Holding my ground at the General Assembly.
Luxembourg, Luxembourg

During the European Brain Council (EBC) General Assembly, I experienced one of the most charged professional encounters in my internship thus far. During the meeting, the president of EBC expressed skepticism about the gut-brain axis after my colleague had finished presenting the agenda of the HEREDITARY Advocacy workshop, which struck a cord since its the very research underpinning not only the workshop I spent several weeks designing, but also the research field I have devoted myself to through this programme. I could have let it pass; it definitely would have been the easier thing to do. She is the president after all, it was a room full of senior figures, and I am four weeks into an internship. But if there's anything I know, it's my research. And the workshop depends on it, so I spoke up. 

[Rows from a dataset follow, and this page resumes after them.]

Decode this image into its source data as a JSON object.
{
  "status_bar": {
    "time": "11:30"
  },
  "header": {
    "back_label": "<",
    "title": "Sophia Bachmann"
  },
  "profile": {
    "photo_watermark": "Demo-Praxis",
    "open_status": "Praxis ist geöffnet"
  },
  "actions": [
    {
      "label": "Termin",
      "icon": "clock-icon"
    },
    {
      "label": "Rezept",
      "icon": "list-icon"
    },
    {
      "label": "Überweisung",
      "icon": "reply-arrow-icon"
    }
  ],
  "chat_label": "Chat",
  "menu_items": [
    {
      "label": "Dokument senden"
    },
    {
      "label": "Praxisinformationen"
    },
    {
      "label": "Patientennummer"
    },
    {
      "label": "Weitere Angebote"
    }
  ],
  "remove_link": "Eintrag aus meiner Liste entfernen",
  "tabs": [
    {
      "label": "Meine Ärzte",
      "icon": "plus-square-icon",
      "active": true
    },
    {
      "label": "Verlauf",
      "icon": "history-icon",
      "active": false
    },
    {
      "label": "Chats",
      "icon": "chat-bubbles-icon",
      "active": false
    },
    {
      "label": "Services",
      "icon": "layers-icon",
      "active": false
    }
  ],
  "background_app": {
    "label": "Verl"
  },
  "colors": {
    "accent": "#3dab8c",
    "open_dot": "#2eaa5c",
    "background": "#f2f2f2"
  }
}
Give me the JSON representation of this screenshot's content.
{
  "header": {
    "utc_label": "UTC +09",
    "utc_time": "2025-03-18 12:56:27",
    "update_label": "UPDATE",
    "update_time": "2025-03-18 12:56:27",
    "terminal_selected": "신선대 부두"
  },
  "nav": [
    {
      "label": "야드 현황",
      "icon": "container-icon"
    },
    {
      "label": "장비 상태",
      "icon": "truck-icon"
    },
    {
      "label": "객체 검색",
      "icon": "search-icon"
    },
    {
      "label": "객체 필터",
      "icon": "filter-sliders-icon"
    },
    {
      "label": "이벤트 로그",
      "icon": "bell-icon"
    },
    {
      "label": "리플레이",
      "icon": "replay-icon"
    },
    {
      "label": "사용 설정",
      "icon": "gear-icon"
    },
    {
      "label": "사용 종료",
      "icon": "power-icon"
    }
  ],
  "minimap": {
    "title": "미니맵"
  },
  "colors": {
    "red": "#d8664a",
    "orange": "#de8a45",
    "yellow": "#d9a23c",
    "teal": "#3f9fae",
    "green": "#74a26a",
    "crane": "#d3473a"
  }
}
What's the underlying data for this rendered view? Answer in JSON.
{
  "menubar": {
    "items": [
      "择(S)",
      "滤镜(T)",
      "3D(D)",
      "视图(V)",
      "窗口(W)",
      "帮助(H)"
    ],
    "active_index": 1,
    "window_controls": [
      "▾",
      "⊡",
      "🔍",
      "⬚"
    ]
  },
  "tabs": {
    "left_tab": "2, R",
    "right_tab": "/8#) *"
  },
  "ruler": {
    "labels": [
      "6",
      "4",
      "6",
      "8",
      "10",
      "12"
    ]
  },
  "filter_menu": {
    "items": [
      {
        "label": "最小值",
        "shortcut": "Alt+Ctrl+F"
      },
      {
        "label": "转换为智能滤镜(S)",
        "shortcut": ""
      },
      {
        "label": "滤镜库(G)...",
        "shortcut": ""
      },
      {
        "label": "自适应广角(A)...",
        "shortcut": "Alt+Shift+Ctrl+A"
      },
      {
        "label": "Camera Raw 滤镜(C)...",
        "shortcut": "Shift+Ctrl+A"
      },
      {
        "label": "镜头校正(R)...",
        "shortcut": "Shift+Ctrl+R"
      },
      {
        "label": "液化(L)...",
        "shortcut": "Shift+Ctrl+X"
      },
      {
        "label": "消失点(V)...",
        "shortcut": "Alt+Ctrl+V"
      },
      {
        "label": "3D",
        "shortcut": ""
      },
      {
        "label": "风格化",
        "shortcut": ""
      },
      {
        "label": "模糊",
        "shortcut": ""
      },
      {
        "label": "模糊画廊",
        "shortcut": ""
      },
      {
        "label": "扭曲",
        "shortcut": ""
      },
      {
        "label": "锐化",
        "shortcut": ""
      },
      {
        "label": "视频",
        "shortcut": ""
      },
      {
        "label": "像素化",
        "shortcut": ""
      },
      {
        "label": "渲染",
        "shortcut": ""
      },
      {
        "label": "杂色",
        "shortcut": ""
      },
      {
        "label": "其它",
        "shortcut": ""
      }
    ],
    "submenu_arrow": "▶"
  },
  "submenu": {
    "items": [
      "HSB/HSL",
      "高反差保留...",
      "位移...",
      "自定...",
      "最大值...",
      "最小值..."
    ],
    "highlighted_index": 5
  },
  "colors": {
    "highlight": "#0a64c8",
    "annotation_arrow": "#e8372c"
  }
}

I explained, as clearly and confidently as I could, that the link between the gut and the brain is not only well-established, but actively supported by a growing body of emerging evidence, and that the field's legitimacy is precisely why it belongs at the centre of an advocacy workshop focused on neurodegenerative disease and science-policy dialogue. It was uncomfortable in the way that doing the right thing often is. But my boss and colleagues approached me afterwards and commended me for it, and that meant a great deal because it confirmed that speaking up had been the right call and that the people around me recognized it as such. 

A highlight 

The WP6 meeting and sparked ideas.

Later in the week, the WP6 global collaborative meeting offered a completely different kind of professional energy; less charged, more expansive. The panellists and their discussion landed with me in a way I did not entirely anticipate, and by the time it was over I found myself drafting ideas for a new research initiative, almost instinctively, because the conversation had opened up a line of thinking I wanted to follow. I am still mulling over the ideas, but moments like that - where somethings you hear in a meeting directly sparks something you want to build - are part of why this kind of work feels very expansive for me right now. 

On a personal note

Luxembourg, a delayed train, and 3:30am.
Our train in the middle of nowhere with no power

My good friend flew in from Albania last Friday, and we took the train to Luxembourg together the next morning. The better part of the day was very enjoyable; Luxembourg is extremely lush, sat atop vast caverns, and there's a deeply layered feel to the city. Especially having someone to experience it with after weeks of solo exploration felt like a luxury. The journey home, however, had other plans. A five-hour delay turned what should've been an 11pm arrival home into a 3:30am ordeal - tired, stranded, delirious, and utterly unable to do anything about it. We have a lot of memories from that experience, and luckily most of them are funny in hindsight. I am glad we went, delay and all.

Personal note, continued

Paris on three hours of sleep. 
Breaking news: I survived a Paris heat wave!!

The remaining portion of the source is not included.